The ruling party – Georgian Dream

The government party Georgian Dream is still enjoying the position of the biggest and most popular party in the country. How is this possible when the citizens are not appreciating their actions? The answer is that there is no relevant alternative in the opposition. No other party has gained credibility to rule out the Georgian Dream. The founder of the party, Bidzina Ivanishvili, an oligarch, has enough contacts and money to hold tightly to his and his party’s position. The party has a strategic position as well: it wants to stay in the favour of Russia to avoid what happened in Georgia in 2008, but at the same time it wants to become a member of the EU. Basically Georgian Dream wants Georgia to be integrated to the west, just without LGBTQ+ rights and freedom of foreign media to operate in the country. 

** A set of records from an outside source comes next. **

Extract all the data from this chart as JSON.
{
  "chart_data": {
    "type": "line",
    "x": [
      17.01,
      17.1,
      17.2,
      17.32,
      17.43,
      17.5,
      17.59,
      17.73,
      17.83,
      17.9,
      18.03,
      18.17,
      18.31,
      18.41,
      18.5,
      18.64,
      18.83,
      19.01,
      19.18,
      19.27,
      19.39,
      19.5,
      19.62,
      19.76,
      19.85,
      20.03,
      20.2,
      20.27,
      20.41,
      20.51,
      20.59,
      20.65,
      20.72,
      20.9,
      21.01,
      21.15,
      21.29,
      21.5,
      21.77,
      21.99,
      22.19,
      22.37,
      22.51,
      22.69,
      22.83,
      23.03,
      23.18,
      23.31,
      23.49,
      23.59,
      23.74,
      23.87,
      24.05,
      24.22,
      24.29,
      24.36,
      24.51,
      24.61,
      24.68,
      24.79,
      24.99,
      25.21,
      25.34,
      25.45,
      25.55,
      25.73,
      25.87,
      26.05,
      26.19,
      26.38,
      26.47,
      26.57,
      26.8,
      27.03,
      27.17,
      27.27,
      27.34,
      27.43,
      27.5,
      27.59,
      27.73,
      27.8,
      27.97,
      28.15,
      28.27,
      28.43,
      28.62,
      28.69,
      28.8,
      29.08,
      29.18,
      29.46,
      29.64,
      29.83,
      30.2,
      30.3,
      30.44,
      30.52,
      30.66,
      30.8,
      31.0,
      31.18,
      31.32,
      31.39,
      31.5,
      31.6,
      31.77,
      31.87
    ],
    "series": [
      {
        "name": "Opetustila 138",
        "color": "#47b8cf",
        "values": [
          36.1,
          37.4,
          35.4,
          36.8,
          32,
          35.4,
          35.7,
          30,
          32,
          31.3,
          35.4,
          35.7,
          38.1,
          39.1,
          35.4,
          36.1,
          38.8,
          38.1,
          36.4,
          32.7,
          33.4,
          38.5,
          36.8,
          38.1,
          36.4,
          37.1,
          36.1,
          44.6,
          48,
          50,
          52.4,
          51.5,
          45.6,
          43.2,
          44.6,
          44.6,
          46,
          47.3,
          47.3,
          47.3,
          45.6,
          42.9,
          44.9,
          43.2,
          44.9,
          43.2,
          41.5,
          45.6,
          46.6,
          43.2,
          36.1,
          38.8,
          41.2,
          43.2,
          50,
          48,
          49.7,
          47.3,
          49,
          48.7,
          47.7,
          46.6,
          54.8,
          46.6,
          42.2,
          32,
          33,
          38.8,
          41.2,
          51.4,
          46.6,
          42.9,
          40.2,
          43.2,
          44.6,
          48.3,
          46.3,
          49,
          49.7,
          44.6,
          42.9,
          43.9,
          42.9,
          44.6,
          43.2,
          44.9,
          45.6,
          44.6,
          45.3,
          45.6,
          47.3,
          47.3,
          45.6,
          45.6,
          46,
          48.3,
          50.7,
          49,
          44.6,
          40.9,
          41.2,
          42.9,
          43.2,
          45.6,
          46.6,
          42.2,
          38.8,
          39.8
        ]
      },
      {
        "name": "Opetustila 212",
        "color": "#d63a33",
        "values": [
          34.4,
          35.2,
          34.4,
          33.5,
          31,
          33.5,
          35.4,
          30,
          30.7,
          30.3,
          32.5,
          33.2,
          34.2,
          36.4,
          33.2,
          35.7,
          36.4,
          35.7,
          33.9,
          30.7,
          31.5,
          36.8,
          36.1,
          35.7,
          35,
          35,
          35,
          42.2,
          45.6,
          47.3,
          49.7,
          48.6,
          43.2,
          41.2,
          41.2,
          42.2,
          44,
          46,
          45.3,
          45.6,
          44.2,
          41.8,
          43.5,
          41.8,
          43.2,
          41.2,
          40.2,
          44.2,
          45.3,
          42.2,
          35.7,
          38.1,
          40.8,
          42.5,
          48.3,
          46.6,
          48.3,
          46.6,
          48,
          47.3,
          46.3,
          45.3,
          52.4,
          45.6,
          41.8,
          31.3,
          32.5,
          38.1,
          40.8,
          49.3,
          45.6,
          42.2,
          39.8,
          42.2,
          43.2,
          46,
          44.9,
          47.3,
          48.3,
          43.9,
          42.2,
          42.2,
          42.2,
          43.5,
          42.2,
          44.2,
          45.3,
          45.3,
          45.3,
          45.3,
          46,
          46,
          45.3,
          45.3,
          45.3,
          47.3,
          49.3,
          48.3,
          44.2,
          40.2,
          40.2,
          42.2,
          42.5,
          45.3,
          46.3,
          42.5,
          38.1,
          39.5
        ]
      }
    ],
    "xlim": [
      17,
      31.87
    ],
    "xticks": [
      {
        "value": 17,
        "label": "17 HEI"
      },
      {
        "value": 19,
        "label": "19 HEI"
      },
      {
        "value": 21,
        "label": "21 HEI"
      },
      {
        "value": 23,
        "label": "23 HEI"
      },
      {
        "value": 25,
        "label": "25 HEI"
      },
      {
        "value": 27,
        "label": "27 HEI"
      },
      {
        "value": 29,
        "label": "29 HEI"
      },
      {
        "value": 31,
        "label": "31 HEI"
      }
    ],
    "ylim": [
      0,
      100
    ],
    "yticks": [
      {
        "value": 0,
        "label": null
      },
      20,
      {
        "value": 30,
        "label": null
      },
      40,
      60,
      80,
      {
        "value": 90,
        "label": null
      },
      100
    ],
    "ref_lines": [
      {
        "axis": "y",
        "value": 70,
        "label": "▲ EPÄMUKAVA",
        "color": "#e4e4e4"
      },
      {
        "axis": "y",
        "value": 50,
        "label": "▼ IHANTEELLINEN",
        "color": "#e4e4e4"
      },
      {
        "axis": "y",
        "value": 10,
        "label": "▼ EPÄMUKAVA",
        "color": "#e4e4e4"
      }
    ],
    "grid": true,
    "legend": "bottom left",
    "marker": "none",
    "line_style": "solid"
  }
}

Political culture has fallen ill

Overall, the political atmosphere in Georgia is currently sensitive. In mid-April, around the first reading of the foreign agent bill, an opposition leader punched a member of parliament during a debate on the bill. The political culture is not healthy, when issues cannot be talked through, but need actual violence, especially in the context of a parliamentary session. It is problematic if the opposition leader has to turn to a violence outbreak in the situation where the country would need a strong opposition. Strong in this case doesn’t mean strong in hitting people but strong in debate skills. Hitting people isn’t convincing, in fact it is the opposite: a sign of weakness and a lack of control over the situation.

Where does the EU stand?

There will still be one more hearing to the bill, but since the results of the second reading vote were so clear, the bill will most likely pass. Ursula von der Leyen, the President of the European Commission, has condemned the bill and the current violence outbreaks in Georgia. Still, the EU candidate doesn’t show many second thoughts. The government is seeing the EU in this case just as another foreign intruding force trying to shrink Georgia’s autonomy. Time will tell whether the path of Georgia will turn back to track. If Georgia keeps on making decisions like this, the gates towards the EU as well as becoming a civil society will close inevitably. Still there is hope among the people.

What about Russia

What does the Kremlin think of all of this? They must be thrilled! Georgia’s fear of Russia has for sure increased since the war in Ukraine. However, Russia’s neighbours have had different strategies. For example, Finland, who has historically had close ties to Russia, joined NATO as soon as it was possible after Russia started the war in 2022, integrating even more towards the West. Of course, the setting between Georgia and Finland is very different and therefore they cannot be fully compared, but it highlights the different strategies that the border countries of Russia have in responding to the aggressive appearance of Russia. 

The future

Does Georgia really have the will to integrate towards the west? Is there a chance that at some point Georgia will have a strong opposition and a healthy political culture? Will Georgia slide into authoritarianism and decreased civil rights or will the course change and eventually lead into a full membership of the European Union? The answer can be found somewhere in the future, but for now it is hard to say where the country is on its way. Georgians themselves are left in confusion, and the rest of the world will be waiting carefully to see where the country will find itself in the future.